N.U. Beg, J.
1. This writ petition has been filed by Bhagwan Singh, who was a clerk in the Collectorabe, Sitapur. He was suspected of gross negligence and dereliction of duty in his conduct as a clerk. Departmental proceedings were, therefore, taken against him. Simultaneously with the Departmental proceedings it is stated that a criminal prosecution was also launched under Section 409 of the Indian Penal Code. Learned Counsel for the applicant states that some of the acts which formed the subject-matter of enquiry in the Departmental enquiry are the same in respect of which the petitioner is being charged in the criminal case. The petitioner, therefore, has filed this writ petition for the issue of a writ of mandamus commanding opposite parties Nos. 1 and 2 not to hold the Departmental enquiry against him or to require him to submit an explanation or to give any statement in the Departmental enquiry until the criminal case instituted against him has terminated.
2. Having heard learned Counsel, I am of opinion that there is no provision of law empowering the Court to stay Departmental proceedings merely because the criminal prosecution of the same person is launched in a Court of law. The purpose of two proceedings appears to be quite different. The object of Departmental proceedings is to ascertain, whether the officer concerned is a fit person to be retained in service. On the other hand, the object of the criminal prosecution is to find out whether the ingredients of the offence as defined in the Penal statute have been made out The area covered by the two proceedings is not exactly identical. Learned Counsel states that in so far as the criminal prosecution is concerned, a date has been fixed in the Sessions Court for his trial. That however does not appear to be a reason for staying the Departmental proceedings.

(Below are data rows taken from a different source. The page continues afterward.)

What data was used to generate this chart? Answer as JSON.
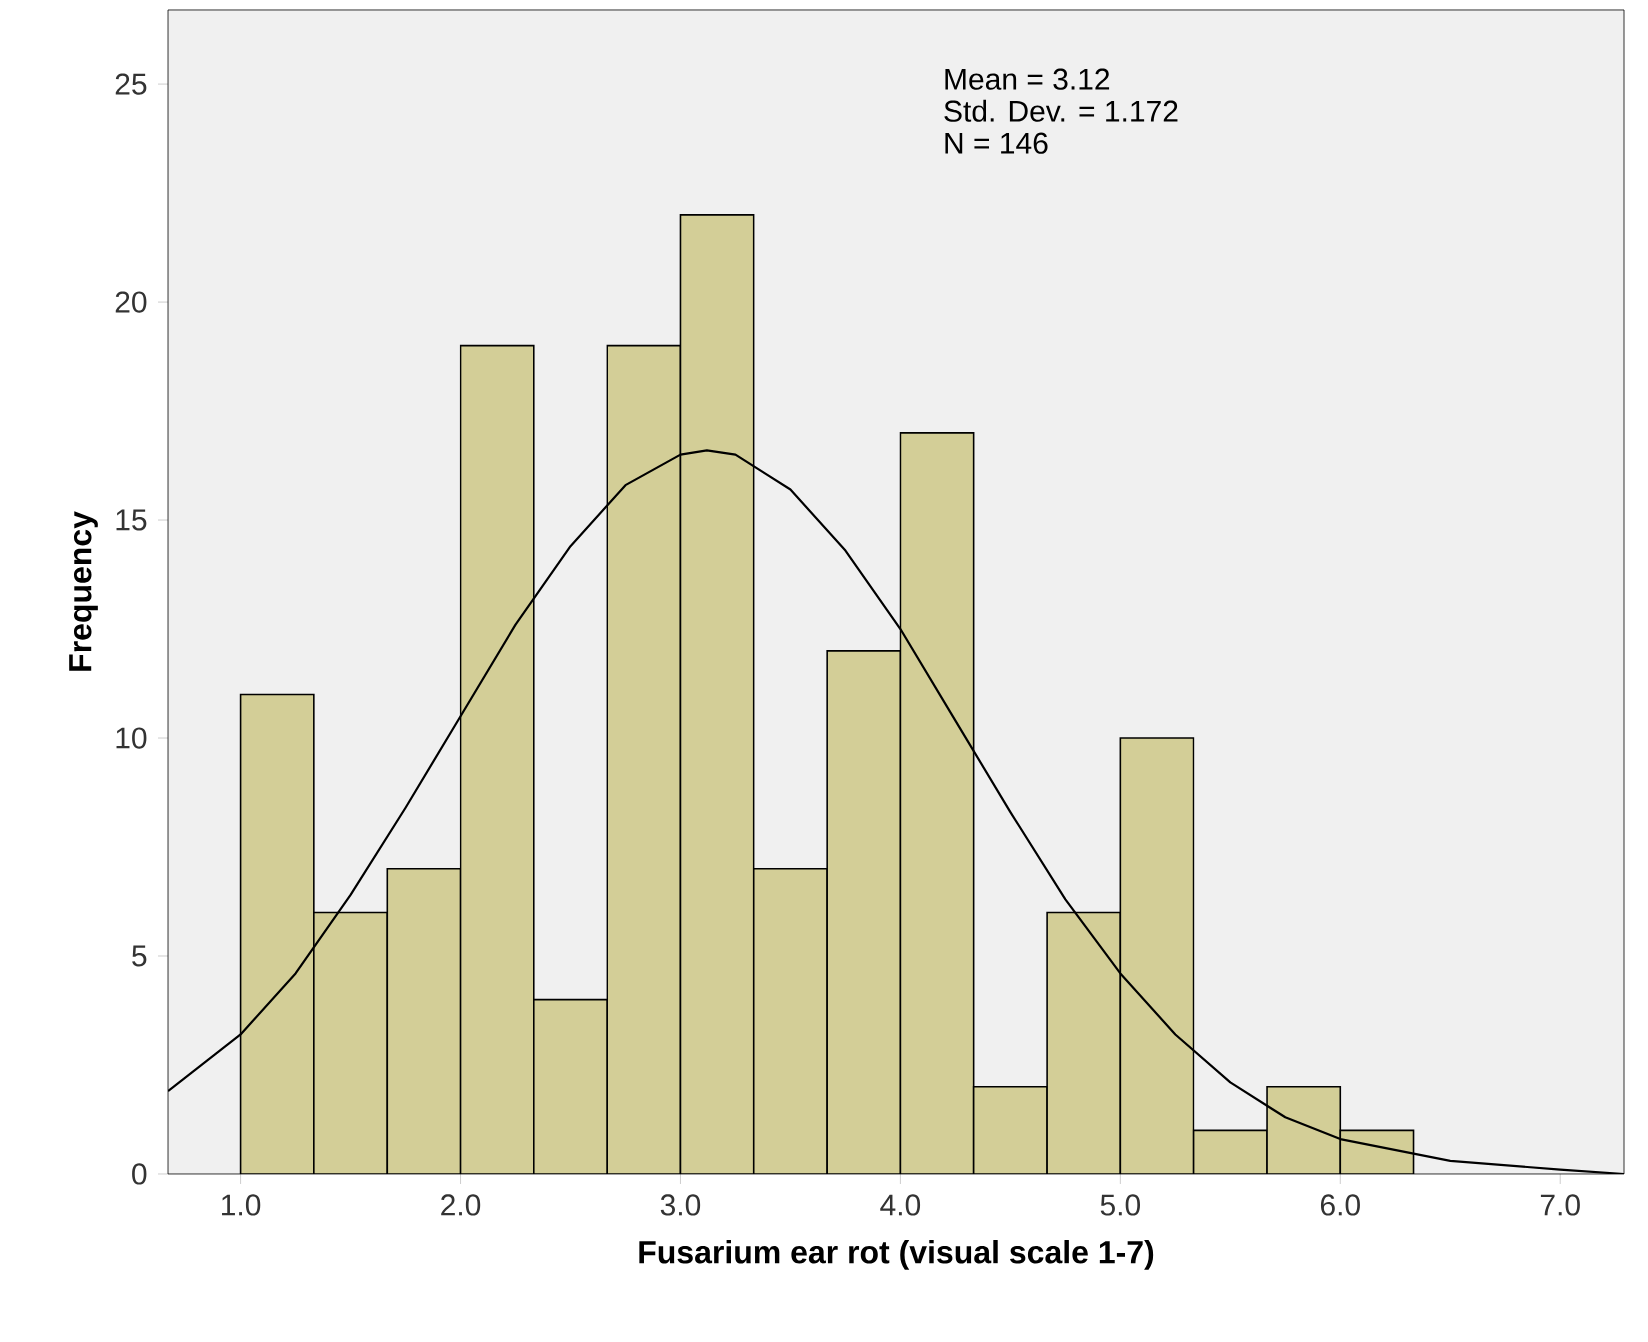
{
  "chart_data": {
    "type": "histogram",
    "xlabel": "Fusarium ear rot (visual scale 1-7)",
    "ylabel": "Frequency",
    "bins": [
      1.0,
      1.333,
      1.667,
      2.0,
      2.333,
      2.667,
      3.0,
      3.333,
      3.667,
      4.0,
      4.333,
      4.667,
      5.0,
      5.333,
      5.667,
      6.0,
      6.333
    ],
    "values": [
      11,
      6,
      7,
      19,
      4,
      19,
      22,
      7,
      12,
      17,
      2,
      6,
      10,
      1,
      2,
      1
    ],
    "color": "#d3ce97",
    "series": [
      {
        "type": "line",
        "color": "#000000",
        "x": [
          0.67,
          1.0,
          1.25,
          1.5,
          1.75,
          2.0,
          2.25,
          2.5,
          2.75,
          3.0,
          3.12,
          3.25,
          3.5,
          3.75,
          4.0,
          4.25,
          4.5,
          4.75,
          5.0,
          5.25,
          5.5,
          5.75,
          6.0,
          6.5,
          7.0,
          7.29
        ],
        "values": [
          1.9,
          3.2,
          4.6,
          6.4,
          8.4,
          10.5,
          12.6,
          14.4,
          15.8,
          16.5,
          16.6,
          16.5,
          15.7,
          14.3,
          12.5,
          10.4,
          8.3,
          6.3,
          4.6,
          3.2,
          2.1,
          1.3,
          0.8,
          0.3,
          0.1,
          0.0
        ]
      }
    ],
    "xlim": [
      0.67,
      7.29
    ],
    "ylim": [
      0,
      26.7
    ],
    "xticks": [
      {
        "value": 1,
        "label": "1.0"
      },
      {
        "value": 2,
        "label": "2.0"
      },
      {
        "value": 3,
        "label": "3.0"
      },
      {
        "value": 4,
        "label": "4.0"
      },
      {
        "value": 5,
        "label": "5.0"
      },
      {
        "value": 6,
        "label": "6.0"
      },
      {
        "value": 7,
        "label": "7.0"
      }
    ],
    "yticks": [
      0,
      5,
      10,
      15,
      20,
      25
    ],
    "annotations": [
      "Mean = 3.12",
      "Std. Dev. = 1.172",
      "N = 146"
    ]
  }
}
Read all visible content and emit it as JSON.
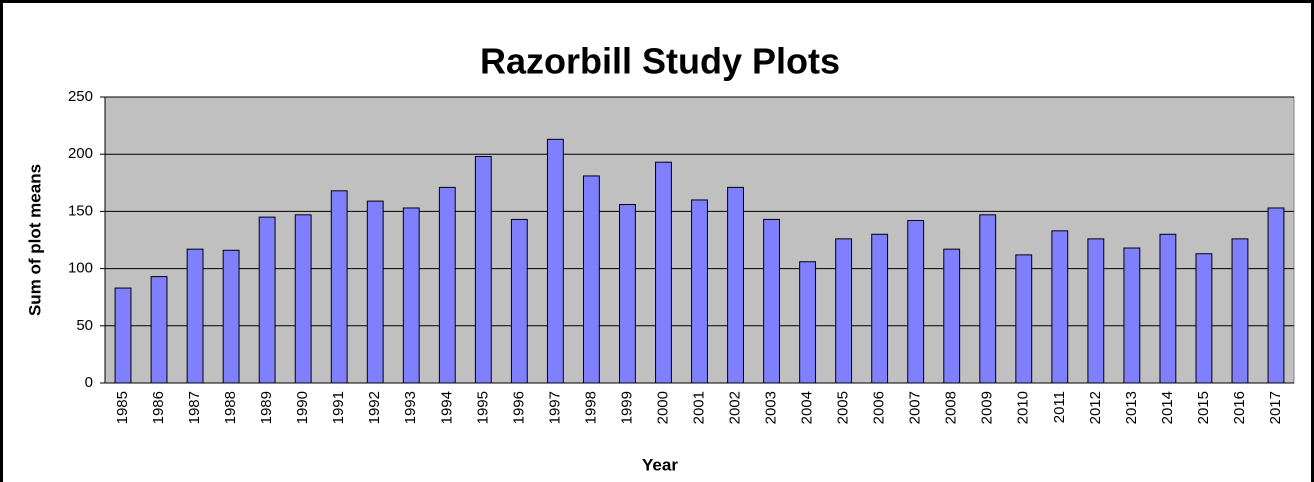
{
  "chart_data": {
    "type": "bar",
    "title": "Razorbill Study Plots",
    "x_label": "Year",
    "y_label": "Sum of plot means",
    "categories": [
      "1985",
      "1986",
      "1987",
      "1988",
      "1989",
      "1990",
      "1991",
      "1992",
      "1993",
      "1994",
      "1995",
      "1996",
      "1997",
      "1998",
      "1999",
      "2000",
      "2001",
      "2002",
      "2003",
      "2004",
      "2005",
      "2006",
      "2007",
      "2008",
      "2009",
      "2010",
      "2011",
      "2012",
      "2013",
      "2014",
      "2015",
      "2016",
      "2017"
    ],
    "values": [
      83,
      93,
      117,
      116,
      145,
      147,
      168,
      159,
      153,
      171,
      198,
      143,
      213,
      181,
      156,
      193,
      160,
      171,
      143,
      106,
      126,
      130,
      142,
      117,
      147,
      112,
      133,
      126,
      118,
      130,
      113,
      126,
      153
    ],
    "color": "#8080ff",
    "ylim": [
      0,
      250
    ],
    "yticks": [
      0,
      50,
      100,
      150,
      200,
      250
    ],
    "grid": true
  }
}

The only provision of law relied on by learned Counsel is Article 20(3) of the Constitution. This Article lays down that no person accused of an offence shall be compelled to be a witness against himself. To my mind, it appears that this relates to the very case in which a person is being tried of an offence. If a person is being tried for an offence, he cannot be compelled to be a witness against himself in the case in which he is being tried for that offence. In the Departmental proceedings he is not being tried for any criminal offence. He might be found guilty of negligence or dereliction of duty which might not be criminal offences at all. Even if the charges framed against the petitioner in the Departmental proceedings may be construed to be offences in a broad sense, he is not being compelled in those proceedings to be a witness against himself. In those proceedings he would be given an opportunity to give any explanation or to produce any evidence that he likes. Learned Counsel for the petitioner has not stated before me that in the criminal proceedings he is being compelled to appear as a witness or to produce any evidence against himself. Under the circumstances, I am o opinion that this provision of the Constitution has no application to the present case.

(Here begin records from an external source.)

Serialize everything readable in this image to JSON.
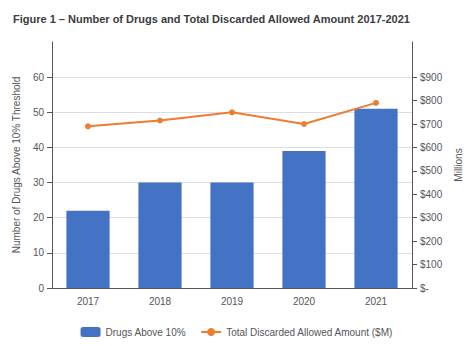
{
  "chart_data": {
    "type": "bar",
    "title": "Figure 1 – Number of Drugs and Total Discarded Allowed Amount 2017-2021",
    "categories": [
      "2017",
      "2018",
      "2019",
      "2020",
      "2021"
    ],
    "series": [
      {
        "name": "Drugs Above 10%",
        "type": "bar",
        "color": "#4472C4",
        "values": [
          22,
          30,
          30,
          39,
          51
        ]
      },
      {
        "name": "Total Discarded Allowed Amount ($M)",
        "type": "line",
        "color": "#ED7D31",
        "marker": "circle",
        "axis": "y2",
        "values": [
          690,
          715,
          750,
          700,
          790
        ]
      }
    ],
    "ylabel": "Number of Drugs Above 10% Threshold",
    "y2label": "Millions",
    "ylim": [
      0,
      70
    ],
    "yticks": [
      0,
      10,
      20,
      30,
      40,
      50,
      60
    ],
    "y2lim": [
      0,
      1050
    ],
    "y2ticks": [
      {
        "value": 0,
        "label": "$-"
      },
      {
        "value": 100,
        "label": "$100"
      },
      {
        "value": 200,
        "label": "$200"
      },
      {
        "value": 300,
        "label": "$300"
      },
      {
        "value": 400,
        "label": "$400"
      },
      {
        "value": 500,
        "label": "$500"
      },
      {
        "value": 600,
        "label": "$600"
      },
      {
        "value": 700,
        "label": "$700"
      },
      {
        "value": 800,
        "label": "$800"
      },
      {
        "value": 900,
        "label": "$900"
      }
    ],
    "grid": true,
    "legend": "bottom"
  }
}
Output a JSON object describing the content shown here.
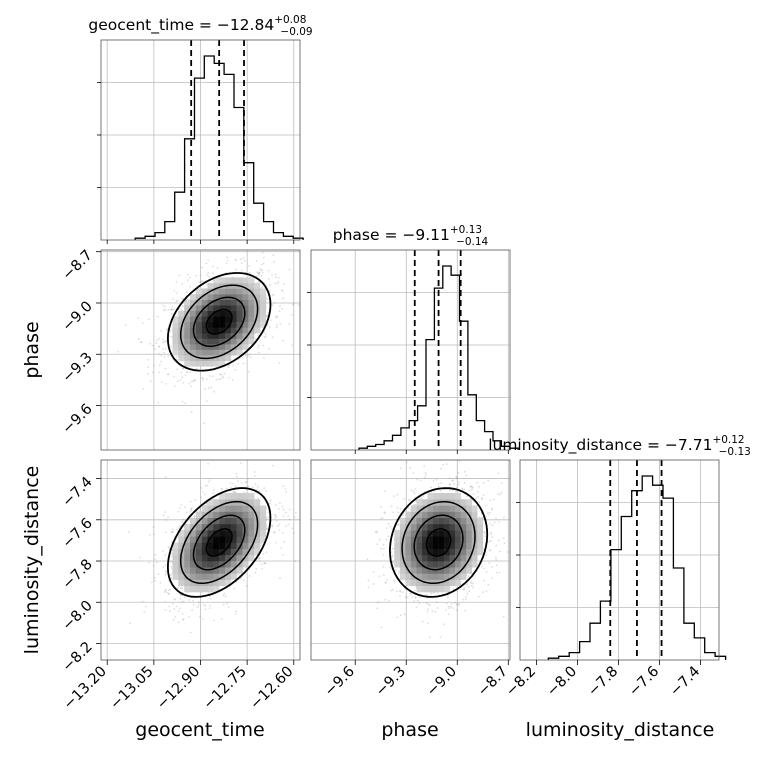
{
  "chart_data": {
    "type": "corner",
    "parameters": [
      {
        "name": "geocent_time",
        "title_value": "−12.84",
        "title_plus": "+0.08",
        "title_minus": "−0.09",
        "median": -12.84,
        "q_low": -12.93,
        "q_high": -12.76,
        "range": [
          -13.22,
          -12.58
        ],
        "ticks": [
          -13.2,
          -13.05,
          -12.9,
          -12.75,
          -12.6
        ],
        "tick_labels": [
          "−13.20",
          "−13.05",
          "−12.90",
          "−12.75",
          "−12.60"
        ],
        "hist_counts": [
          0.01,
          0.02,
          0.04,
          0.1,
          0.26,
          0.55,
          0.88,
          1.0,
          0.96,
          0.9,
          0.72,
          0.42,
          0.2,
          0.1,
          0.04,
          0.02,
          0.01
        ],
        "center": -12.84,
        "sigma": 0.075
      },
      {
        "name": "phase",
        "title_value": "−9.11",
        "title_plus": "+0.13",
        "title_minus": "−0.14",
        "median": -9.11,
        "q_low": -9.25,
        "q_high": -8.98,
        "range": [
          -9.86,
          -8.69
        ],
        "ticks": [
          -9.6,
          -9.3,
          -9.0,
          -8.7
        ],
        "tick_labels": [
          "−9.6",
          "−9.3",
          "−9.0",
          "−8.7"
        ],
        "hist_counts": [
          0.01,
          0.02,
          0.03,
          0.05,
          0.08,
          0.12,
          0.16,
          0.24,
          0.6,
          0.88,
          1.0,
          0.95,
          0.7,
          0.3,
          0.16,
          0.1,
          0.05,
          0.02,
          0.01
        ],
        "center": -9.11,
        "sigma": 0.13
      },
      {
        "name": "luminosity_distance",
        "title_value": "−7.71",
        "title_plus": "+0.12",
        "title_minus": "−0.13",
        "median": -7.71,
        "q_low": -7.84,
        "q_high": -7.59,
        "range": [
          -8.28,
          -7.31
        ],
        "ticks": [
          -8.2,
          -8.0,
          -7.8,
          -7.6,
          -7.4
        ],
        "tick_labels": [
          "−8.2",
          "−8.0",
          "−7.8",
          "−7.6",
          "−7.4"
        ],
        "hist_counts": [
          0.01,
          0.02,
          0.04,
          0.1,
          0.2,
          0.32,
          0.6,
          0.78,
          0.92,
          1.0,
          0.95,
          0.88,
          0.5,
          0.2,
          0.12,
          0.04,
          0.02
        ],
        "center": -7.71,
        "sigma": 0.12
      }
    ],
    "correlations": [
      {
        "x": "geocent_time",
        "y": "phase",
        "rho": 0.35
      },
      {
        "x": "geocent_time",
        "y": "luminosity_distance",
        "rho": 0.45
      },
      {
        "x": "phase",
        "y": "luminosity_distance",
        "rho": 0.15
      }
    ],
    "contour_levels_sigma": [
      0.5,
      1.0,
      1.5,
      2.0
    ],
    "grid": true
  }
}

3. Learned Counsel for the petitioner relied on the case of Collector of Customs v. Calcutta Motor and Cycle Co., AIR 1958 Cal 682. In that case the accused person was being proceeded under Section 171-A of the Sea Customs Act, which lays down that a person proceeded against under that section was bound to attend in person and also bound to state the truth in respect of any enquiry that was made from him and to produce all documents which he was directed to put before the authority ordering him to do so. It is not alleged in the present case that in the Departmental enquiry any such step has been taken against the petitioner or that the petitioner is bound under any law to appear as a witness against himself or to produce any documents which are in his custody. This case, therefore, appears to be quite distinguishable.
4. Learned Counsel also relied on Paragraph 72 of the Manual of Government Orders which lays down that the Departmental authority should determine whether the misconduct should be dealt with departmentally or should be made the subject-matter of a criminal prosecution. This appears to be a provision which merely gives an option to the Departmental authorities. This provision does not lay down that where there has been a criminal prosecution, Simultaneous Departmental proceedings are barred. Moreover, in the writ petition no ground has been taken that in the present case there has been any breach of Paragraph 72 of the Manual of Government Orders.
5. NO other point was urged before me.
6. This petition, therefore, fails and is dismissed with costs.